7. Evaluation of Pigmented Melanocytic Lesions―Where to Draw the Line

Rare melanocytic lesions such as PEM should be referred to specialized centers as they might be quite challenging to diagnose. Histological features such as mitotic counts, pleomorphism and necrosis might not be helpful for intermediate-grade tumors, resulting in intra- and inter-observer diagnostic variability. Furthermore, numerous melanocytic tumors metastasizing to lymph nodes, especially PEMs, can be mistaken for melanomas and therefore should be interpreted carefully.

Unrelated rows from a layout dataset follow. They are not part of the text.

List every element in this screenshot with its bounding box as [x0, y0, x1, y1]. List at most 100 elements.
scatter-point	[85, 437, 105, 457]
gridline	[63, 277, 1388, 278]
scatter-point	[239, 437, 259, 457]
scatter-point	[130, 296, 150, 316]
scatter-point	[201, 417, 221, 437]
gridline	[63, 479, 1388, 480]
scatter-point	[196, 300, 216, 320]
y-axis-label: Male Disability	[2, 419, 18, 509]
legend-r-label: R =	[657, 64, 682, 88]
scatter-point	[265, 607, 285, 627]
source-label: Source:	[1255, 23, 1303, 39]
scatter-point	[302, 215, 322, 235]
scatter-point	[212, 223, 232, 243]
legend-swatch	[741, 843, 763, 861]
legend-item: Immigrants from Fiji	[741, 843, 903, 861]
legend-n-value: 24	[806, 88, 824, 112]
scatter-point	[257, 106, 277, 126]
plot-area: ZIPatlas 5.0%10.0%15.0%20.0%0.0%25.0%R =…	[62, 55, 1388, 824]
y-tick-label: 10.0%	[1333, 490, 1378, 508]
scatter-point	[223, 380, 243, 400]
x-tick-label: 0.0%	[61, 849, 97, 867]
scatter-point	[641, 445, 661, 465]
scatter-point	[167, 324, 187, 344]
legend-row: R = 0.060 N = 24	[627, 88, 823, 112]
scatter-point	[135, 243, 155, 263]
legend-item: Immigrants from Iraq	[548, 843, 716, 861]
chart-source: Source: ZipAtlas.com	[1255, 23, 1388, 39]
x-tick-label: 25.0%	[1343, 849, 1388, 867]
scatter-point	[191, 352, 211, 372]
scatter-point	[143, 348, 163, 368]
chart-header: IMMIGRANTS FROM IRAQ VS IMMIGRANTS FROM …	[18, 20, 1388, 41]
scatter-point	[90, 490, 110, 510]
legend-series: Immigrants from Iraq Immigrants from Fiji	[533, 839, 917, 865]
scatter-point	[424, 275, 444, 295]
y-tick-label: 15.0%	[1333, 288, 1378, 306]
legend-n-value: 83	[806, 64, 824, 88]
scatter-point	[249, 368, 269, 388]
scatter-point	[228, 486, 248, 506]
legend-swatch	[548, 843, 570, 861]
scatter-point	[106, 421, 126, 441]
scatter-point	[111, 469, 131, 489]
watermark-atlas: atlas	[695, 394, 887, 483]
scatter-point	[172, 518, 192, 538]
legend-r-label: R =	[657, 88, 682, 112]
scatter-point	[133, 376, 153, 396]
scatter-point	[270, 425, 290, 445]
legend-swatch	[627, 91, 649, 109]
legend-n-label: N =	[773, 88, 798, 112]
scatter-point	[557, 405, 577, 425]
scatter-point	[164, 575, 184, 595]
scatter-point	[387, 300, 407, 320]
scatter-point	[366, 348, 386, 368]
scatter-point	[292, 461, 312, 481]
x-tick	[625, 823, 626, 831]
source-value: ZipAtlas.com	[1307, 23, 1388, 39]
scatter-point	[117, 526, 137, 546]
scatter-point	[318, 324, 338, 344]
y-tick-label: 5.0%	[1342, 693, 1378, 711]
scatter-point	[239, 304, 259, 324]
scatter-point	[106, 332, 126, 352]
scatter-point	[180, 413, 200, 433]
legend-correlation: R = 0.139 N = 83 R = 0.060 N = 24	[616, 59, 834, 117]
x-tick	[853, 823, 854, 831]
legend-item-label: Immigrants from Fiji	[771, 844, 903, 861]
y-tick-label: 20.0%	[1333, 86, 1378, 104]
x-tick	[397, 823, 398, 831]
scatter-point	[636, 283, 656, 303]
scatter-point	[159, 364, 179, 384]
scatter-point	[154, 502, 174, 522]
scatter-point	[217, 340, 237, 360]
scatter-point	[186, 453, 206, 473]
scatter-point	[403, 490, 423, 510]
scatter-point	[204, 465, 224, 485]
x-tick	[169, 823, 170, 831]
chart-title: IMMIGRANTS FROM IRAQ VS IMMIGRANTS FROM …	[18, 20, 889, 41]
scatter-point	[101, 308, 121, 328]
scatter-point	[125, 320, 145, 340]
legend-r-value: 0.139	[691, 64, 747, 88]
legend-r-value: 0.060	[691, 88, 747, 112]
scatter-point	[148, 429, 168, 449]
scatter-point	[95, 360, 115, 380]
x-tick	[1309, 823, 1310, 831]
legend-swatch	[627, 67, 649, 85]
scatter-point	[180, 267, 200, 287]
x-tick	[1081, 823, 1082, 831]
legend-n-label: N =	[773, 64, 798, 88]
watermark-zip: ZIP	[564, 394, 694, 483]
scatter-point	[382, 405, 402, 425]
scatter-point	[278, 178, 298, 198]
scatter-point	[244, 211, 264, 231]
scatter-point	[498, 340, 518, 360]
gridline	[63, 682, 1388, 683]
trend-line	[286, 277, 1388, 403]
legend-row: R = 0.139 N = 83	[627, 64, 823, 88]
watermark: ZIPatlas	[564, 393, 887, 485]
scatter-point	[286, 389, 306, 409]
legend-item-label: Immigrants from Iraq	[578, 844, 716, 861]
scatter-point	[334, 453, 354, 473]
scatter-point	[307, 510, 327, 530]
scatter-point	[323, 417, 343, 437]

Perhaps, ruling out a melanoma would be one of the most important considerations when evaluating for PEM, as clinical course is almost entirely indolent compared to melanomas. Four-color FISH for CCDN1, MYB, RREB1 and CEP6 has been developed and suggested as a tool for that purpose, screening for common chromosomal changes in melanomas [41,42]. However, sensitivity of this method is limited by possibility of genetic alterations other than these commonly seen chromosomal copy number changes. SNP array is an alternative option that emerged in the recent years that could help addressing FISH shortages but cannot provide comparative classification as the one generated by methylation-based classifier algorithms [43]. Here, we provide a proof of concept that methylation analysis can provide similar data to that seen in SNP array but also help classify borderline melanocytic neoplasms such as PEM. Indeed, methylation profiling provides equal resolution for gene copy number changes but also facilitates powerful data-driven characterization of tumors with their molecular phenotypes in a one-step method. The use of methylation profiling is an emerging approach that has shown promising results in classification of melanocytomas and melanomas in a cohort of CNS tumors. Future studies aiming to validate the utility of this platform in the setting of borderline cutaneous melanocytic neoplasms is needed as it could refine our current diagnostic algorithms.